Os dirigentes da FUP e dos sindicatos fizeram uma série de questionamentos, reafirmando que a pauta central da categoria é um só plano de cargos e salários para todo o Sistema Petrobrás, com regras transparentes e democráticas, que valorizem os trabalhadores e as trabalhadoras, promovendo equidade e diversidade. Outro ponto central é a reparação das distorções causadas pela imposição do PCR.
Como reforçado na reunião, é fundamental que a empresa leve em conta as pautas que a FUP apresentou no GT para unificação dos planos, tendo como referência o PCAC, que foi o único plano de cargos e carreiras negociado com as representações sindicais ao longo de toda a história do Sistema Petrobrás. Os próprios representantes da empresa admitiram, na apresentação da proposta, que o PCR foi implantado “em um contexto de desinvestimentos” e, portanto, desenhado para facilitar o desmonte da empresa, o que não condiz com a realidade atual de reconstrução da estatal.

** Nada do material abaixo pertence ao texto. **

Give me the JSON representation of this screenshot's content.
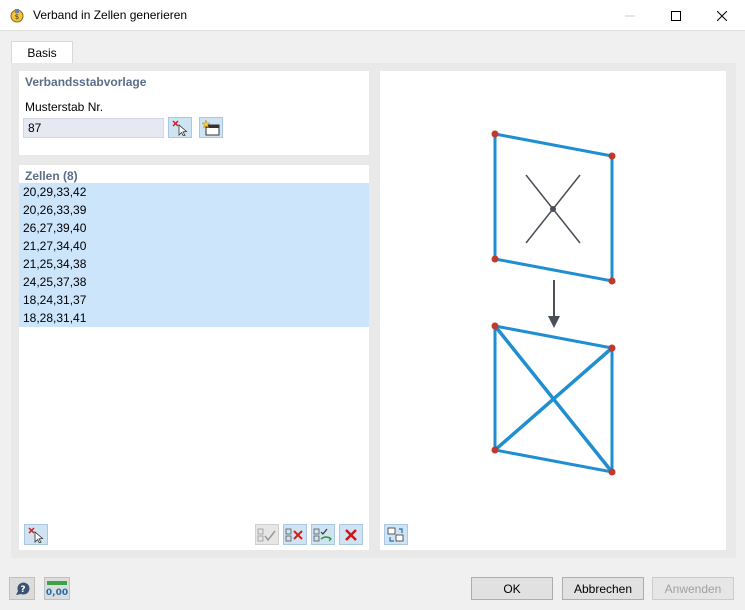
{
  "window": {
    "title": "Verband in Zellen generieren"
  },
  "tabs": [
    {
      "label": "Basis"
    }
  ],
  "template": {
    "section_title": "Verbandsstabvorlage",
    "field_label": "Musterstab Nr.",
    "field_value": "87"
  },
  "cells": {
    "section_title": "Zellen (8)",
    "items": [
      "20,29,33,42",
      "20,26,33,39",
      "26,27,39,40",
      "21,27,34,40",
      "21,25,34,38",
      "24,25,37,38",
      "18,24,31,37",
      "18,28,31,41"
    ]
  },
  "footer": {
    "ok": "OK",
    "cancel": "Abbrechen",
    "apply": "Anwenden",
    "units_icon_text": "0,00"
  },
  "colors": {
    "accent_blue": "#1f8fd1",
    "node_red": "#c0392b",
    "section_title": "#5a6d8a",
    "list_selection": "#cde5fa"
  }
}
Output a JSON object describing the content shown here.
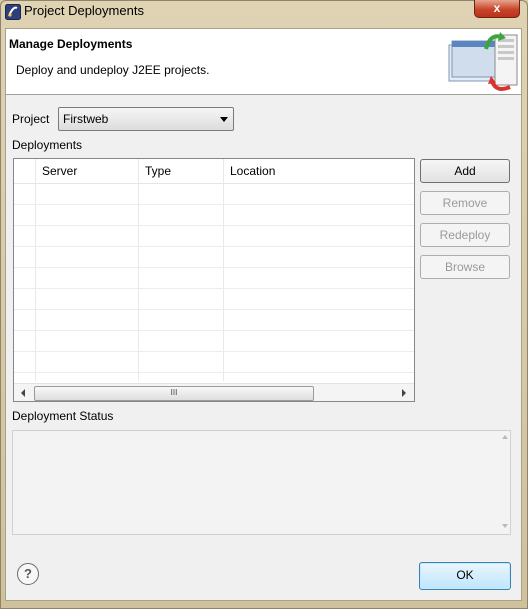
{
  "window": {
    "title": "Project Deployments",
    "close_label": "x"
  },
  "banner": {
    "title": "Manage Deployments",
    "description": "Deploy and undeploy J2EE projects."
  },
  "project": {
    "label": "Project",
    "selected": "Firstweb"
  },
  "deployments": {
    "label": "Deployments",
    "columns": [
      "Server",
      "Type",
      "Location"
    ],
    "rows": [],
    "scroll_grip": "III"
  },
  "buttons": {
    "add": "Add",
    "remove": "Remove",
    "redeploy": "Redeploy",
    "browse": "Browse"
  },
  "status": {
    "label": "Deployment Status",
    "text": ""
  },
  "footer": {
    "help": "?",
    "ok": "OK"
  },
  "colors": {
    "window_frame": "#d7c9a6",
    "close_button": "#c9452a",
    "ok_button_border": "#3c7fb1",
    "disabled_text": "#9a9a9a"
  }
}
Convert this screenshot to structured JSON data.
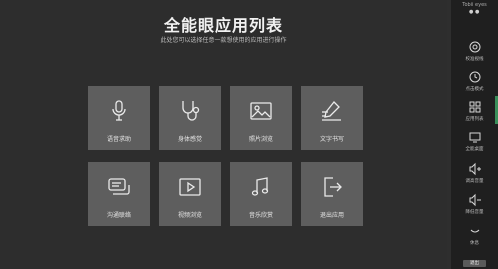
{
  "main": {
    "title": "全能眼应用列表",
    "subtitle": "此处您可以选择任意一款想使用的应用进行操作"
  },
  "tiles": [
    {
      "label": "语音求助",
      "icon": "microphone-icon"
    },
    {
      "label": "身体感觉",
      "icon": "stethoscope-icon"
    },
    {
      "label": "照片浏览",
      "icon": "image-icon"
    },
    {
      "label": "文字书写",
      "icon": "pencil-writing-icon"
    },
    {
      "label": "沟通联络",
      "icon": "chat-bubbles-icon"
    },
    {
      "label": "视频浏览",
      "icon": "video-play-icon"
    },
    {
      "label": "音乐欣赏",
      "icon": "music-note-icon"
    },
    {
      "label": "退出应用",
      "icon": "exit-icon"
    }
  ],
  "sidebar": {
    "header": "Tobii eyes",
    "toggle": "● ●",
    "items": [
      {
        "label": "校准视线",
        "icon": "calibrate-icon"
      },
      {
        "label": "点击模式",
        "icon": "clock-icon"
      },
      {
        "label": "应用列表",
        "icon": "grid-icon"
      },
      {
        "label": "全能桌面",
        "icon": "monitor-icon"
      },
      {
        "label": "调高音量",
        "icon": "volume-up-icon"
      },
      {
        "label": "降低音量",
        "icon": "volume-down-icon"
      },
      {
        "label": "休息",
        "icon": "rest-icon"
      }
    ],
    "bottom": "退出"
  }
}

Na avaliação das direções sindicais, a primeira proposta da Petrobrás é o pontapé inicial para aprofundar os pontos que a empresa apresentou para estruturação das carreiras e avançar nas demais pautas. Ainda faltam propostas para progressão nas carreiras, reparações para os trabalhadores que permaneceram no PCAC, além da garantia de extensão para as subsidiárias. Todos os trabalhadores e trabalhadoras do Sistema precisam ser contemplados no processo de negociação do novo plano de cargos e salários.
“Para caminharmos para um único plano de cargos e carreiras, precisamos ter as propostas das subsidiárias e tratar de pautas específicas para quem ficou no PCAC, como a garantia de que não haverá perseguição contra esses trabalhadores nas transferências e a isonomia no avanço de nível por mérito”, afirmou a coordenadora-geral da FUP, Cibele Vieira.
A FUP aguarda as propostas das subsidiárias para fazer uma avaliação global e definir os próximos passos para avançar na negociação sobre a progressão e demais pontos apresentados pela categoria para o novo plano de cargos e salários do Sistema Petrobrás.